- French: La vie après l'amour
- Directed by: Gabriel Pelletier
- Written by: Ken Scott
- Produced by: Roger Frappier Luc Vandal
- Starring: Michel Côté Sylvie Léonard Patrick Huard Guylaine Tremblay
- Cinematography: Éric Cayla
- Edited by: Alain Baril
- Music by: Benoît Charest
- Production company: Max Films
- Distributed by: Alliance Atlantis Vivafilm
- Release date: July 7, 2000;
- Running time: 104 minutes
- Country: Canada
- Language: French

= Life After Love (film) =

Life After Love (La vie après l'amour) is a 2000 Canadian romantic comedy film, directed by Gabriel Pelletier. The film stars Michel Côté as Gilles, a man who is desperately trying to win back the love of his ex-wife Sophie (Sylvie Léonard) after she leaves him for another man.

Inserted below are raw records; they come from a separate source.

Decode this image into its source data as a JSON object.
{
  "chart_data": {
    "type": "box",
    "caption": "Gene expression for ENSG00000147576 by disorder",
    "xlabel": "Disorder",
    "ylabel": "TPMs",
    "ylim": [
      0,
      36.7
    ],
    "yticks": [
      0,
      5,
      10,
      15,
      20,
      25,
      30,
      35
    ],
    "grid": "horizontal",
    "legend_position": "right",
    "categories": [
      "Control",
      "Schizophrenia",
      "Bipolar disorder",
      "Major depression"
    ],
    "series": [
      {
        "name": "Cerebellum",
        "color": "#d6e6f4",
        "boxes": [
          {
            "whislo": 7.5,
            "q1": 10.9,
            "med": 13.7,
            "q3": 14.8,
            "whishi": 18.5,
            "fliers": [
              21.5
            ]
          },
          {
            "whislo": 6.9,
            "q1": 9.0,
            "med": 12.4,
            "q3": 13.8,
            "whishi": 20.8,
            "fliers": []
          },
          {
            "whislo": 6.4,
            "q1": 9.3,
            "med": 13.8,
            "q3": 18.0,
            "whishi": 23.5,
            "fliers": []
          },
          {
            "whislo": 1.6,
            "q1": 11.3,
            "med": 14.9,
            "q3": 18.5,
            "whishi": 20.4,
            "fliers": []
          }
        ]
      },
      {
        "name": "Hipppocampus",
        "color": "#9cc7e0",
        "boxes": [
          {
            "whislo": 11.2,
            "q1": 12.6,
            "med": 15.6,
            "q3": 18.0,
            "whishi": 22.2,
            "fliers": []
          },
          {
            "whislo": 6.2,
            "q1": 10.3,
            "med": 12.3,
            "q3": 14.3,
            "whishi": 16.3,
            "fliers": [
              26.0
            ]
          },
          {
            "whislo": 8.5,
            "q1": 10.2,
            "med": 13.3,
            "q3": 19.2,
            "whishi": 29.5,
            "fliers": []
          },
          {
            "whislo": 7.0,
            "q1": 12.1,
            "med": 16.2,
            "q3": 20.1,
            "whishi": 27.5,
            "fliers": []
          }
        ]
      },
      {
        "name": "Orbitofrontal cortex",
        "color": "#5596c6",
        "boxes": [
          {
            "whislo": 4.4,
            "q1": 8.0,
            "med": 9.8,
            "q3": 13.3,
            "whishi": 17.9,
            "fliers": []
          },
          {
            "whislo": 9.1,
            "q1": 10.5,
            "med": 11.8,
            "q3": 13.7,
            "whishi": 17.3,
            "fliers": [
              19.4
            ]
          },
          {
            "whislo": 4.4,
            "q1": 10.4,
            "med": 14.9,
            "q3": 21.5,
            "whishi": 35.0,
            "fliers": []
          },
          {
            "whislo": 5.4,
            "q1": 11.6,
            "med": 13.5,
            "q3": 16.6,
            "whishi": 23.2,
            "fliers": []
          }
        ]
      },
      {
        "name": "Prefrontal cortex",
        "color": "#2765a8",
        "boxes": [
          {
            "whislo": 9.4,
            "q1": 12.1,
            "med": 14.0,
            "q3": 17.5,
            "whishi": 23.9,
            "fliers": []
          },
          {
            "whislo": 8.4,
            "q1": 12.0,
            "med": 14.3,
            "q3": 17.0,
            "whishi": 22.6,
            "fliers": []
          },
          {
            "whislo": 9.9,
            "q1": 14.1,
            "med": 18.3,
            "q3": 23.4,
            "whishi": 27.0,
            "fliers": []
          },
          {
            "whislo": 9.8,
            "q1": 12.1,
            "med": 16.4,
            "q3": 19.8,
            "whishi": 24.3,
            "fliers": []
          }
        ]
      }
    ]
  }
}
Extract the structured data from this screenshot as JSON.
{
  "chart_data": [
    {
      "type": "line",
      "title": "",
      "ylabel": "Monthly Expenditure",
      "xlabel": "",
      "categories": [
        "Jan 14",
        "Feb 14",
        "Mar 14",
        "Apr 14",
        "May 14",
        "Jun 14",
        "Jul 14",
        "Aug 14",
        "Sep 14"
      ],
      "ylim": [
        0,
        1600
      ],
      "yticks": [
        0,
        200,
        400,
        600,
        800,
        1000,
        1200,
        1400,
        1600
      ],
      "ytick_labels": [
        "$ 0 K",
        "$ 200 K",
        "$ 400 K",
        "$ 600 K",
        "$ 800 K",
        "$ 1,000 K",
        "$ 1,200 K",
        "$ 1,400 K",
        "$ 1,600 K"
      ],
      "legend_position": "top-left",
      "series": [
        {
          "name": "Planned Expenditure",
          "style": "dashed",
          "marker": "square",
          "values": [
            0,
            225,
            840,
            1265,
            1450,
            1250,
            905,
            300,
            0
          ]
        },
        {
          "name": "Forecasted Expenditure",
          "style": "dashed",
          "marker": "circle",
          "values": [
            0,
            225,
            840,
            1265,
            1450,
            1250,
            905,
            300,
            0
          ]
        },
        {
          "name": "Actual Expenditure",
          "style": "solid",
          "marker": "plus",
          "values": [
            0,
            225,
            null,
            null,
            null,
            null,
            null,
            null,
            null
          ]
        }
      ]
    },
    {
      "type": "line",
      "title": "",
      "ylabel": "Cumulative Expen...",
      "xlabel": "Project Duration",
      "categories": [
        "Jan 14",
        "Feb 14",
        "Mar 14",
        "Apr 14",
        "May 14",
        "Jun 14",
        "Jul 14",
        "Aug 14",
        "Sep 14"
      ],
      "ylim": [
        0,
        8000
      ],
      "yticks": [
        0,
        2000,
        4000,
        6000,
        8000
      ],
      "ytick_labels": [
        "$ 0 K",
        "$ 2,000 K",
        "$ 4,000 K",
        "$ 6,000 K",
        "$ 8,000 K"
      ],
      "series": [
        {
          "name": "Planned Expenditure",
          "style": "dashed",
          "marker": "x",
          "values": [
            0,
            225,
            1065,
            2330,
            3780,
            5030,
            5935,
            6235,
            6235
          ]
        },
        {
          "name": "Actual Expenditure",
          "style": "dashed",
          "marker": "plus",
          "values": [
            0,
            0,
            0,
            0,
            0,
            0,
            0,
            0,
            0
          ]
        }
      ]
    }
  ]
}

The film received two Genie Award nominations at the 21st Genie Awards, for Best Supporting Actor (Patrick Huard) and Best Costume Design (Denis Sperdouklis). It received five Prix Jutra nominations at the 3rd Jutra Awards, for Best Film, Best Actor (Côté), Best Supporting Actor (Huard), Best Supporting Actress (Guylaine Tremblay) and Best Screenplay (Ken Scott), as well as winning the Billet d'or as the year's top-grossing Quebec film.

==Release==
Alliance Atlantis Vivafilm released Life After Love in North America on DVD and video-on-demand on February 26, 2002.